CJam (59 bytes)

{[WZ~C24X8TT]f*[4XGYC6 4Y].+_0=!>2%Z65135Zb+:(3/.f#:.*)W*+}

This is an anonymous block (function) which takes an integer or double on the stack and produces an array with three doubles. It has two cases internally to handle all non-negative inputs, since with only one case it would break on either 0.25 or 4. It still breaks for inputs -12 and -1.3333333333333333, but the spec allows that...

The online demo executes it and then adds up the values, prints all four, and multiplies them to show that it gets the original value (modulo rounding error).

Mathematical background

Following Noam Elkies we define the auxiliary \$w = - x - y - z\$. Then \$x + y + z + w = 0\$ and \$-xyzw = a\$ or \$xyzw + a = 0\$. This has lots of symmetry; any solution will have four formulae and we can pick the three golfiest ones.
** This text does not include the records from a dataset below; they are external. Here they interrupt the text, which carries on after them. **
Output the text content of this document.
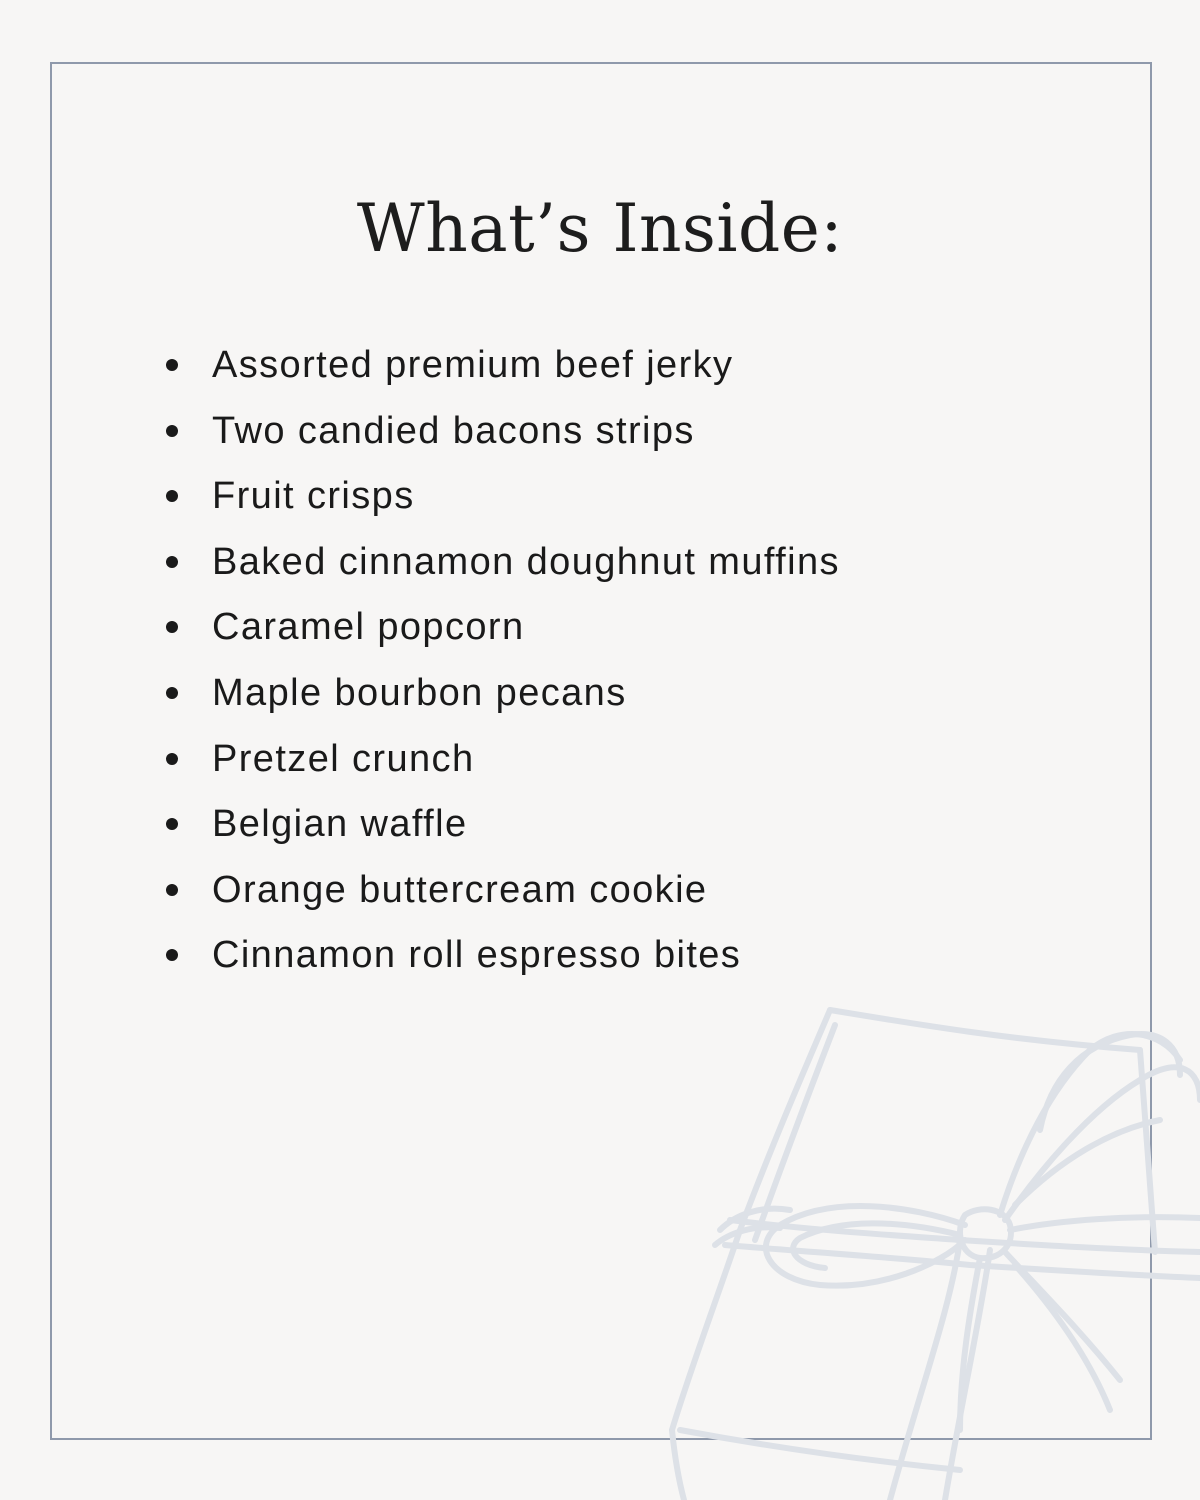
What’s Inside:
Assorted premium beef jerky
Two candied bacons strips
Fruit crisps
Baked cinnamon doughnut muffins
Caramel popcorn
Maple bourbon pecans
Pretzel crunch
Belgian waffle
Orange buttercream cookie
Cinnamon roll espresso bites
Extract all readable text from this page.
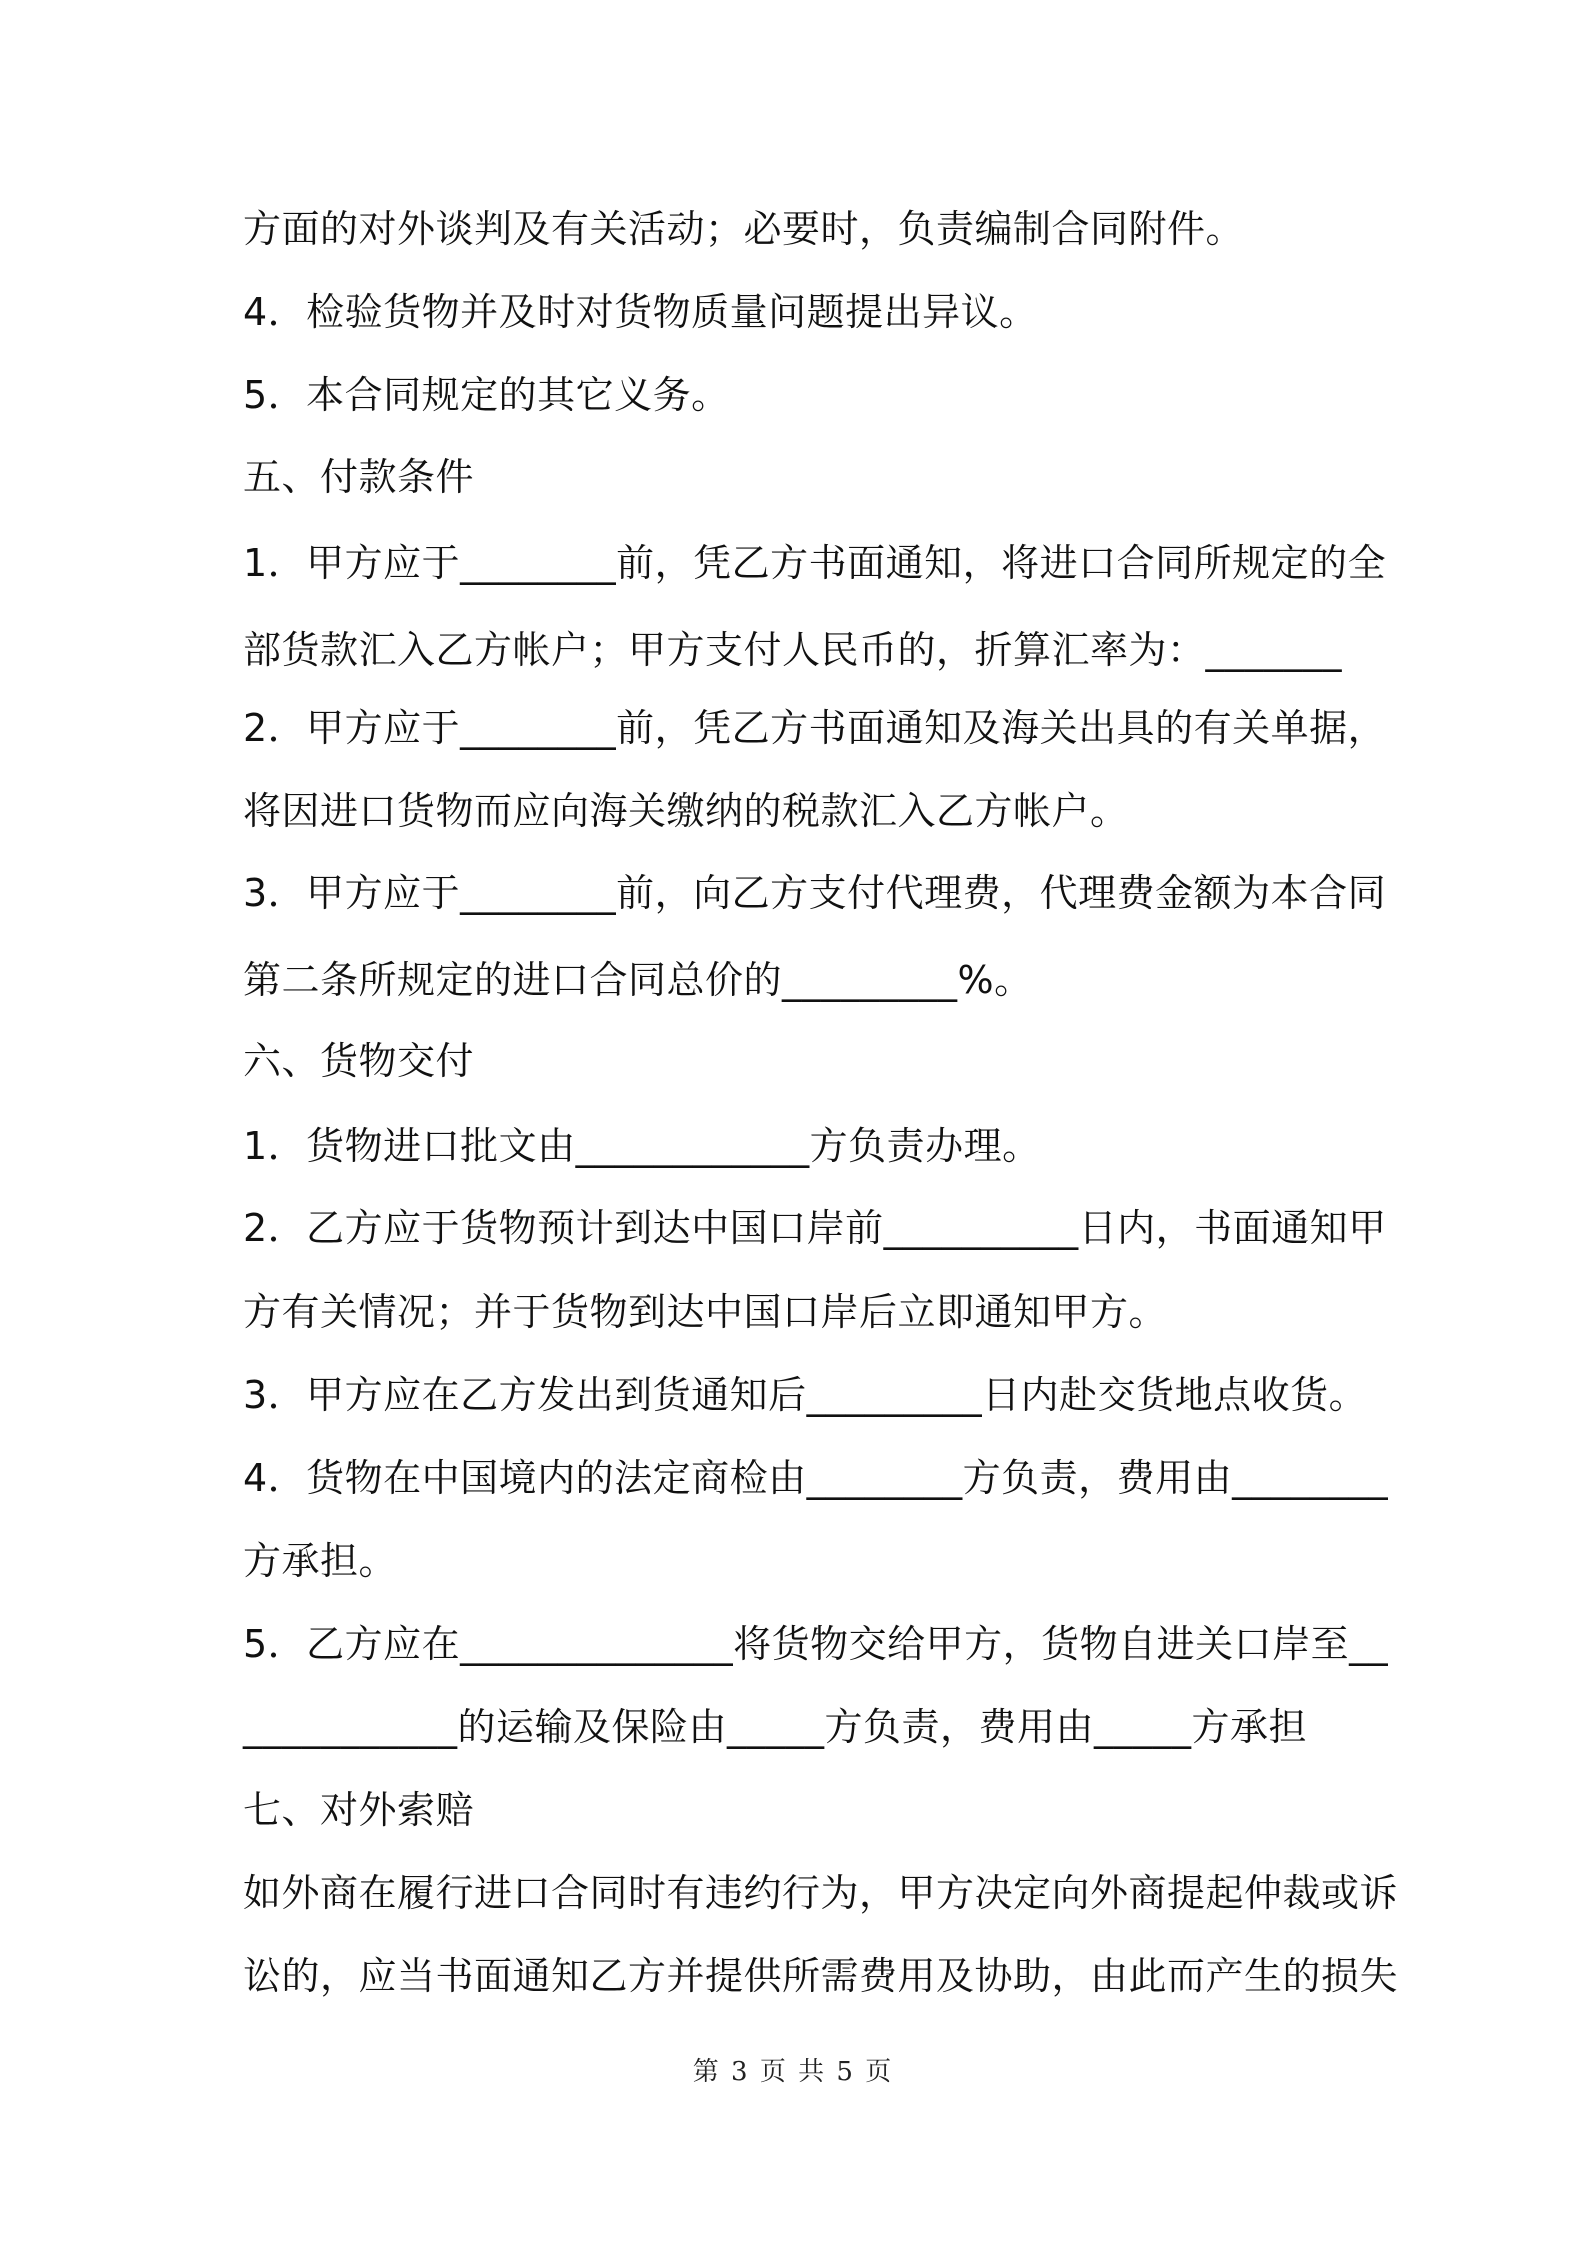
方面的对外谈判及有关活动；必要时，负责编制合同附件。
4．检验货物并及时对货物质量问题提出异议。
5．本合同规定的其它义务。
五、付款条件
1．甲方应于________前，凭乙方书面通知，将进口合同所规定的全
部货款汇入乙方帐户；甲方支付人民币的，折算汇率为：_______
2．甲方应于________前，凭乙方书面通知及海关出具的有关单据，
将因进口货物而应向海关缴纳的税款汇入乙方帐户。
3．甲方应于________前，向乙方支付代理费，代理费金额为本合同
第二条所规定的进口合同总价的_________%。
六、货物交付
1．货物进口批文由____________方负责办理。
2．乙方应于货物预计到达中国口岸前__________日内，书面通知甲
方有关情况；并于货物到达中国口岸后立即通知甲方。
3．甲方应在乙方发出到货通知后_________日内赴交货地点收货。
4．货物在中国境内的法定商检由________方负责，费用由________
方承担。
5．乙方应在______________将货物交给甲方，货物自进关口岸至__
___________的运输及保险由_____方负责，费用由_____方承担
七、对外索赔
如外商在履行进口合同时有违约行为，甲方决定向外商提起仲裁或诉
讼的，应当书面通知乙方并提供所需费用及协助，由此而产生的损失
第 3 页 共 5 页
Elkies gives four families of sets of solutions. Euler's:

$$\begin{eqnarray*} x & = & \frac{6ast^3(at^4-2s^4)^2}{(4at^4+s^4)(2a^2t^8 + 10as^4t^4 - s^8)} \\ y & = & \frac{3s^5(4at^4+s^4)^2}{2t(at^4-2s^4)(2a^2t^8+10as^4t^4-s^8)} \\ z & = & \frac{2(2a^2t^8+10as^4t^4-s^8)}{3s^3t(4at^4+s^4)} \\ w & = & \frac{-(2a^2t^8+10as^4t^4-s^8)}{6s^3t(at^4-2s^4)} \end{eqnarray*}$$

One related to Euler's:

$$\begin{eqnarray*} x & = & \frac{(8s^8+a^2)(8s^8-88as^4-a^2)}{12s^3(s^4-a)(8s^8+20as^4-a^2)}\\ y & = & \frac{(8s^8+a^2)(8s^8-88as^4-a^2)}{12s^3(8s^4+a)(8s^8+20as^4-a^2)}\\ z & = & \frac{192as^5(s^4-a)^2(8s^4+a)^2}{(8s^8+a^2)(8s^8-88as^4-a^2)(8s^8+20as^4-a^2)}\\ w & = & \frac{-3s(8s^8+20as^4-a^2)^3}{4(s^4-a)(8s^4+a)(8s^8+a^2)(8s^8-88as^4-a^2)}\\ \end{eqnarray*}$$

A simpler one:

$$\begin{eqnarray*} x & = & \frac{(s^4-4a)^2}{2s^3(s^4+12a)} \\ y & = & \frac{2a(3s^4+4a)^2}{s^3(s^4-4a)(s^4+12a)} \\ z & = & \frac{s^5+12as}{2(3s^4+4a)} \\ w & = & \frac{-2s^5(s^4+12a)}{(s^4-4a)(3s^4+4a)} \\ \end{eqnarray*}$$

And one related to that one:

$$\begin{eqnarray*} x & = & \frac{s^5(s^4-3a)^3}{2(s^4+a)(s^{12}+12as^8-3a^2s^4+2a^3)} \\ y & = & \frac{s^{12}+12as^8-3a^2s^4+2a^3}{2s^3(s^4-3a)(3s^4-a)} \\ z & = & \frac{2a(s^4+a)^2(3s^4-a)^2}{s^3(s^4-3a)(s^{12}+12as^8-3a^2s^4+2a^3)} \\ w & = & \frac{-2s(s^{12}+12as^8-3a^2s^4+2a^3)}{(s^4-3a)(s^4+a)(3s^4-a)} \end{eqnarray*}$$

Observe that every family has at least two denominators of the form \$ps^4 - qa\$ for positive \$p\$ and \$q\$: since all the terms involved are rational, that means that there's some positive \$a\$ for which we get division by zero. Therefore we must use at least two sets of solutions which have their singularities at different values of \$a\$. Intuitively it's going to be golfiest to choose two sets from the same family. I've chosen the simplest family (the third one) with parameters \$s=1\$ and \$s=2\$.